À l'été 2008, le kayakiste Hugues Fournel en a fait des allers-retours entre la résidence familiale de Dorval et l'aéroport Montréal-Trudeau. Il servait alors de chauffeur plus ou moins officiel de plusieurs membres de l'équipe canadienne de canoë-kayak qui s'arrêtaient chez lui avant de partir pour les Jeux olympiques de Pékin. Parmi le groupe, sa soeur aînée, Émilie, qui s'apprêtait à participer à ses premiers JO, ainsi que sa mère, son beau-père et sa petite soeur.

Hugues est resté au pays pour poursuivre son entraînement et tenter d'accéder à l'équipe nationale pour la première fois. «Je pense que j'ai donné au moins 18 lifts pour l'aéroport à plein de monde qui allait aux Jeux olympiques, mais c'est moi qui n'y allais pas... J'avais-tu le goût, tu penses, d'y aller, aux Jeux?»
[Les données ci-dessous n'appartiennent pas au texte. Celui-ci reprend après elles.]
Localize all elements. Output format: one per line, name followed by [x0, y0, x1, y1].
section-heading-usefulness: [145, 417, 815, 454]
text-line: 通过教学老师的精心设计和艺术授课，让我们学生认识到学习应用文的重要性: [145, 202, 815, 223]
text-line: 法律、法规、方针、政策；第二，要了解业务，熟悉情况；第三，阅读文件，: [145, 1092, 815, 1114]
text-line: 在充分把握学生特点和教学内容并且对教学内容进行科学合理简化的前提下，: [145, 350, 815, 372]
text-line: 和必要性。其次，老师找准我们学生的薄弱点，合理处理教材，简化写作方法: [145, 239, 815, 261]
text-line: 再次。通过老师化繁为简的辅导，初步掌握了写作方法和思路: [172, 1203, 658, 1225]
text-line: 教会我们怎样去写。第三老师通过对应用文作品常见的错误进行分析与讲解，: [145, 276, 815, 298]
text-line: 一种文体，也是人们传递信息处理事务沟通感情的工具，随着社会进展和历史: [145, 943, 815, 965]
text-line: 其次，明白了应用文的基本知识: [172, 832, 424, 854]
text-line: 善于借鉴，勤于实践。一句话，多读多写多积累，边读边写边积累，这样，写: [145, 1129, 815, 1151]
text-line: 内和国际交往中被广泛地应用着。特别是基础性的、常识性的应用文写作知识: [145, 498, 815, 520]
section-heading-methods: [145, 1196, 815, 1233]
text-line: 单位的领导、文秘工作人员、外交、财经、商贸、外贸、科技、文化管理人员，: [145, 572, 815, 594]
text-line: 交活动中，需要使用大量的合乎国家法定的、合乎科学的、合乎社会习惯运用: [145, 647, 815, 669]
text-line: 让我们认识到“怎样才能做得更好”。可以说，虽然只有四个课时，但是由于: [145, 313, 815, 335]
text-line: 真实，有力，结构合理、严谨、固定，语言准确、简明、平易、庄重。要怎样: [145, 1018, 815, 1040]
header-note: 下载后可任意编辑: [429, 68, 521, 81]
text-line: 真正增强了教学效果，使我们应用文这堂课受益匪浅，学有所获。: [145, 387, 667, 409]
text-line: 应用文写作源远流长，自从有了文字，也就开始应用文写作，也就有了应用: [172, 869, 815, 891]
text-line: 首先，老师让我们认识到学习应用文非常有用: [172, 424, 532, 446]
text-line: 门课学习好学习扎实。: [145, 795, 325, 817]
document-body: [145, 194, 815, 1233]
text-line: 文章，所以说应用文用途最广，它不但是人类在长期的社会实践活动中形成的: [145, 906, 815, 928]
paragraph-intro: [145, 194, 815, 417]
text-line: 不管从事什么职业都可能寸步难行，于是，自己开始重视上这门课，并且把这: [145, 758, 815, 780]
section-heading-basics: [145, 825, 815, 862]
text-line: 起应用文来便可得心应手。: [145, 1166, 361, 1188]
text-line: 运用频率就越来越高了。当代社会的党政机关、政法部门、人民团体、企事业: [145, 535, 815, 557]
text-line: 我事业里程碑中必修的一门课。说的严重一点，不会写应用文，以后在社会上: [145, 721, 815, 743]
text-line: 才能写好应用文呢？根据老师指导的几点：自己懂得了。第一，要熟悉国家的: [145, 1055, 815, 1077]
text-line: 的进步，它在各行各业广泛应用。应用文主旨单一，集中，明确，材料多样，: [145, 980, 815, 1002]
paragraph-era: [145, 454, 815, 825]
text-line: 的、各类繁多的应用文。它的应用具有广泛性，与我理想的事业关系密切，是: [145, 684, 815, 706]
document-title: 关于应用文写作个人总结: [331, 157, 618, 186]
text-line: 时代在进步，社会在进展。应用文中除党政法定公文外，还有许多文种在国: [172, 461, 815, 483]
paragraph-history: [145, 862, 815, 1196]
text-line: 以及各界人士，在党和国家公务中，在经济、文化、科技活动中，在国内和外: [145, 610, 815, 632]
Quatre ans plus tard, Hugues Fournel raconte l'anecdote avec un sourire dans la voix. L'athlète de 23 ans est à Duisbourg, en Allemagne, où il disputera à partir d'aujourd'hui la deuxième Coupe du monde de la saison. Si tout va bien, il pourrait y assurer sa qualification pour les JO de Londres au K2200 mètres, nouvelle épreuve olympique qui remplace le 500 m.

La semaine dernière, en Pologne, Fournel et son partenaire Ryan Cochrane, de la Nouvelle-Écosse, ont fait un pas de géant vers leur sélection en prenant le troisième rang.

Ce premier podium en Coupe du monde confirme le travail accompli lors de l'entraînement hivernal en Floride et d'un stage inédit au Portugal, en mars. «Je dois avouer que ça fait un grand bien pour la confiance et le moral, a dit Fournel en entrevue téléphonique depuis l'Allemagne plus tôt cette semaine. On est passés proche deux fois l'an dernier, mais réussir un podium lors de l'année olympique, c'est complètement différent. C'est le moment pour le faire.»

Plus que le podium, c'est la marge de quatre dixièmes de seconde sur les gagnants, les Français Arnaud Hybois et Sébastien Jouve, et de quatre centièmes sur les médaillés d'argent, les Britanniques Liam Heath et Jonathan Schofield, qui a procuré les plus grandes émotions aux kayakistes canadiens. L'an dernier, ils concédaient en moyenne sept dixièmes aux champions du monde français.

Rien n'est acquis pour autant. Le Canada est limité à un seul équipage de K2 pour Londres. Fournel et Cochrane, qui pagaient ensemble depuis 2009, s'impliquent donc dans une lutte avec le duo de 1000 m des vétérans Richard Dober fils, de Trois-Rivières, et Steve Jorens, de Candiac.

Ces derniers ont dû se contenter du 10e rang en Pologne, mais ont atteint la finale A hier à Duisbourg. La paire qui obtiendra le meilleur résultat à l'une ou l'autre des Coupes du monde sera choisie pour Londres. En clair, Dober et Jorens devront monter sur le podium aujourd'hui en Allemagne pour espérer déloger Fournel et Cochrane. «L'une des premières choses qu'on s'est dites après notre podium est qu'il ne fallait pas s'emballer et se reposer sur nos lauriers, prévient Fournel, qui voue le plus grand respect à ses coéquipiers. On va faire comme si rien ne s'était passé et qu'on était à égalité.»

À l'image de son frère, Émilie Fournel, membre du K4 à Pékin, doit se battre pour la seule place disponible en kayak monoplace. Elle a terminé septième sur 500 m en Pologne. Sa rivale Geneviève Beauchesne-Sévigny a pris le huitième rang sur 200 m. La gagnante devra cependant attendre l'allocation finale des quotas, à la mi-juin, pour savoir si le Canada recevra une invitation pour les JO. Dans un monde idéal, frère et soeur s'envoleraient ensemble pour Londres.